Explaining to DH the reason for holding such a protest, Neenu Suresh, a research scholar of National Law School (NLS) and a member of the Bengaluru Collective, who along with the student group called the Student Outpost (TSO) organised the protest, said that their aim was to originally hold a seminar but then felt the need to protest to give students a voice.

“It’s not actually a sudden thing and as we know in Karnataka, there is a limitation on student unions and protests here. So this meeting becomes all the more important. When students across the country have been protesting for the past five years against many different government measures such as slashing of scholarships, cutting of research grants and plans of scrapping the UGC, students of Bengaluru, which has many premier institutions of the country, felt that they must come out and show solidarity with other student struggles,” she argued.

Shalom, an organising member of the TSO, also addressed the crowd whose composition included a wide range of local institutions and urged the students of Bengaluru to pull together to overturn the ban on student unions.

“We, the students of Bengaluru, are afraid of politics and are apathetic to it. No student unions are allowed to represent our interests even though we have nominated councils that organise our college festivals. Until we don’t demand and ask our college management to grant us our rights, how do we expect to fight the government on bigger questions of justice? I urge you all to go back to your colleges and demand revocation of the student union ban,”  said Shalom.

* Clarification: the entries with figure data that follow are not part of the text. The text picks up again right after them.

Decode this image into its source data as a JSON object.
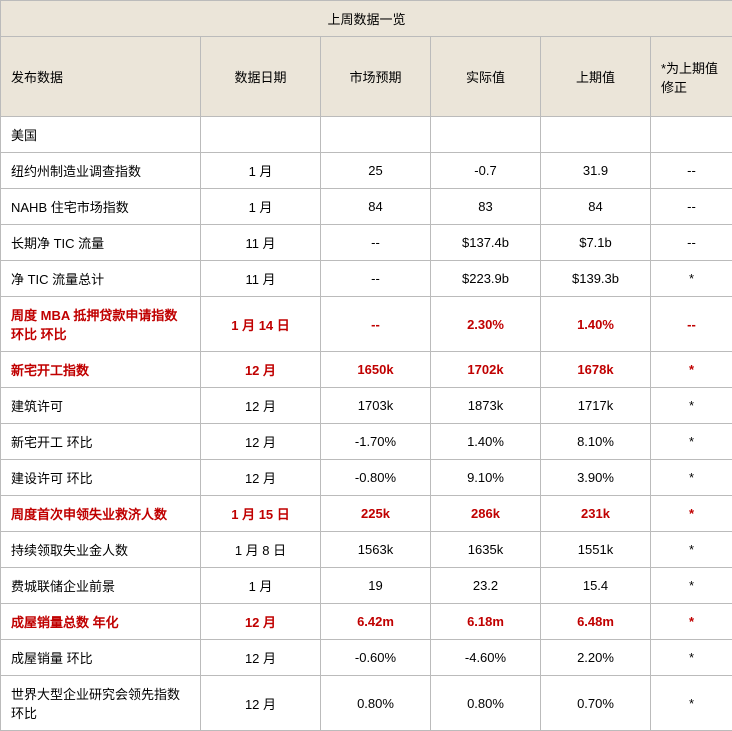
{
  "title": "上周数据一览",
  "headers": {
    "indicator": "发布数据",
    "date": "数据日期",
    "forecast": "市场预期",
    "actual": "实际值",
    "previous": "上期值",
    "revised": "*为上期值修正"
  },
  "section_us": "美国",
  "rows": [
    {
      "label": "纽约州制造业调查指数",
      "date": "1 月",
      "forecast": "25",
      "actual": "-0.7",
      "previous": "31.9",
      "revised": "--",
      "red": false
    },
    {
      "label": "NAHB 住宅市场指数",
      "date": "1 月",
      "forecast": "84",
      "actual": "83",
      "previous": "84",
      "revised": "--",
      "red": false
    },
    {
      "label": "长期净 TIC 流量",
      "date": "11 月",
      "forecast": "--",
      "actual": "$137.4b",
      "previous": "$7.1b",
      "revised": "--",
      "red": false
    },
    {
      "label": "净 TIC 流量总计",
      "date": "11 月",
      "forecast": "--",
      "actual": "$223.9b",
      "previous": "$139.3b",
      "revised": "*",
      "red": false
    },
    {
      "label": "周度 MBA 抵押贷款申请指数  环比  环比",
      "date": "1 月 14 日",
      "forecast": "--",
      "actual": "2.30%",
      "previous": "1.40%",
      "revised": "--",
      "red": true
    },
    {
      "label": "新宅开工指数",
      "date": "12 月",
      "forecast": "1650k",
      "actual": "1702k",
      "previous": "1678k",
      "revised": "*",
      "red": true
    },
    {
      "label": "建筑许可",
      "date": "12 月",
      "forecast": "1703k",
      "actual": "1873k",
      "previous": "1717k",
      "revised": "*",
      "red": false
    },
    {
      "label": "新宅开工  环比",
      "date": "12 月",
      "forecast": "-1.70%",
      "actual": "1.40%",
      "previous": "8.10%",
      "revised": "*",
      "red": false
    },
    {
      "label": "建设许可  环比",
      "date": "12 月",
      "forecast": "-0.80%",
      "actual": "9.10%",
      "previous": "3.90%",
      "revised": "*",
      "red": false
    },
    {
      "label": "周度首次申领失业救济人数",
      "date": "1 月 15 日",
      "forecast": "225k",
      "actual": "286k",
      "previous": "231k",
      "revised": "*",
      "red": true
    },
    {
      "label": "持续领取失业金人数",
      "date": "1 月 8 日",
      "forecast": "1563k",
      "actual": "1635k",
      "previous": "1551k",
      "revised": "*",
      "red": false
    },
    {
      "label": "费城联储企业前景",
      "date": "1 月",
      "forecast": "19",
      "actual": "23.2",
      "previous": "15.4",
      "revised": "*",
      "red": false
    },
    {
      "label": "成屋销量总数  年化",
      "date": "12 月",
      "forecast": "6.42m",
      "actual": "6.18m",
      "previous": "6.48m",
      "revised": "*",
      "red": true
    },
    {
      "label": "成屋销量  环比",
      "date": "12 月",
      "forecast": "-0.60%",
      "actual": "-4.60%",
      "previous": "2.20%",
      "revised": "*",
      "red": false
    },
    {
      "label": "世界大型企业研究会领先指数  环比",
      "date": "12 月",
      "forecast": "0.80%",
      "actual": "0.80%",
      "previous": "0.70%",
      "revised": "*",
      "red": false
    }
  ]
}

When questioned, other students cited other instances of government policies that prompted them to attend such an event.

“Communalisation of education is attacking the very basis of knowledge and we have seen the willful distortion of history by the present government, which is encouraging dangerous trends such as Islamophobia and Casteism,” said Ardra, a 23-year-old student.

Suvarat, a researcher at the International Centre for Theoretical Sciences (ICTS), meanwhile, lamented that the fact the current government has not delivered on its promises on education. 

“They had pledged 6% GDP spending on education in their manifesto but what we saw was less than 3% in 2018. The other issue is that with increased privatisation, as is the case with the US where publicly taxpayer-funded research will continue to create breakthroughs but the profits and benefits will be passed on to the private players,” he argued.